L0-Reasoning Bench: Evaluating Procedural Correctness in Language Models via Simple Program Execution

March 28, 2025 · Declared Dead · 🏛 arXiv.org

"No code URL or promise found in abstract"

Evidence collected by the PWNC Scanner

Authors Simeng Sun, Cheng-Ping Hsieh, Faisal Ladhak, Erik Arakelyan, Santiago Akle Serano, Boris Ginsburg arXiv ID 2503.22832 Category cs.PL: Programming Languages Cross-listed cs.CL Citations 6 Venue arXiv.org Last Checked 3 months ago

Abstract

Complex reasoning tasks often rely on the ability to consistently and accurately apply simple rules across incremental steps, a foundational capability which we term "level-0" reasoning. To systematically evaluate this capability, we introduce L0-Bench, a language model benchmark for testing procedural correctness -- the ability to generate correct reasoning processes, complementing existing benchmarks that primarily focus on outcome correctness. Given synthetic Python functions with simple operations, L0-Bench grades models on their ability to generate step-by-step, error-free execution traces. The synthetic nature of L0-Bench enables systematic and scalable generation of test programs along various axes (e.g., number of trace steps). We evaluate a diverse array of recent closed-source and open-weight models on a baseline test set.
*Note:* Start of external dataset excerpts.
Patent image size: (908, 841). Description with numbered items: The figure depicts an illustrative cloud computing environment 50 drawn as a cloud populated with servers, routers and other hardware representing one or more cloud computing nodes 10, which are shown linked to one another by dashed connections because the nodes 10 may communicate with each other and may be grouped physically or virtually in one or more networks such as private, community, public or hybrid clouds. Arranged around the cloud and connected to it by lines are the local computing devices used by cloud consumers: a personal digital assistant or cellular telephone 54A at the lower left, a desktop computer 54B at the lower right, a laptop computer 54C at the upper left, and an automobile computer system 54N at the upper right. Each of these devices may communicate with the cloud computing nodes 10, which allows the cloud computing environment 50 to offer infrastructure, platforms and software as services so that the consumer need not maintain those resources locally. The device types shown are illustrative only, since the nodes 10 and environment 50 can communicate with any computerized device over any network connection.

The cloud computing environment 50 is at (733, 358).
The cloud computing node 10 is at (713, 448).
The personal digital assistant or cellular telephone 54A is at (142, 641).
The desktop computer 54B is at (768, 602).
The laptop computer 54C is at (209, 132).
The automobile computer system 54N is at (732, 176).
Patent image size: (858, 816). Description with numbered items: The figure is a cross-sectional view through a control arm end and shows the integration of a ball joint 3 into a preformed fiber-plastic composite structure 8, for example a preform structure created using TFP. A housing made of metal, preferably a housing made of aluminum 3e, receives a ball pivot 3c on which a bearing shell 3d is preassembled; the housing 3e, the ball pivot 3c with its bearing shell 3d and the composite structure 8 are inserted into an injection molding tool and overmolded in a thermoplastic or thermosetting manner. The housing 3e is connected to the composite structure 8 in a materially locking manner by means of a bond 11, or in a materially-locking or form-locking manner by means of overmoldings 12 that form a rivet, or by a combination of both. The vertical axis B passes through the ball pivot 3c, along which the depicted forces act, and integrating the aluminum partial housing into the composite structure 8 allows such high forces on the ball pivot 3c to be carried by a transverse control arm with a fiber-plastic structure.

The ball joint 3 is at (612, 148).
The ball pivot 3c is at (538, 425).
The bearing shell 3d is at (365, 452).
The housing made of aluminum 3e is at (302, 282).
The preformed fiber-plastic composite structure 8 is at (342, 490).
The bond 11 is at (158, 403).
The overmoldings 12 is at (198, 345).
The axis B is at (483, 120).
All models exhibit degradation as the number of target trace steps increases, while larger models and reasoning-enhanced models better maintain correctness over multiple steps. Additionally, we use L0-Bench to explore test-time scaling along three dimensions: input context length, number of solutions for majority voting, and inference steps. Our results suggest substantial room to improve "level-0" reasoning and potential directions to build more reliable reasoning systems.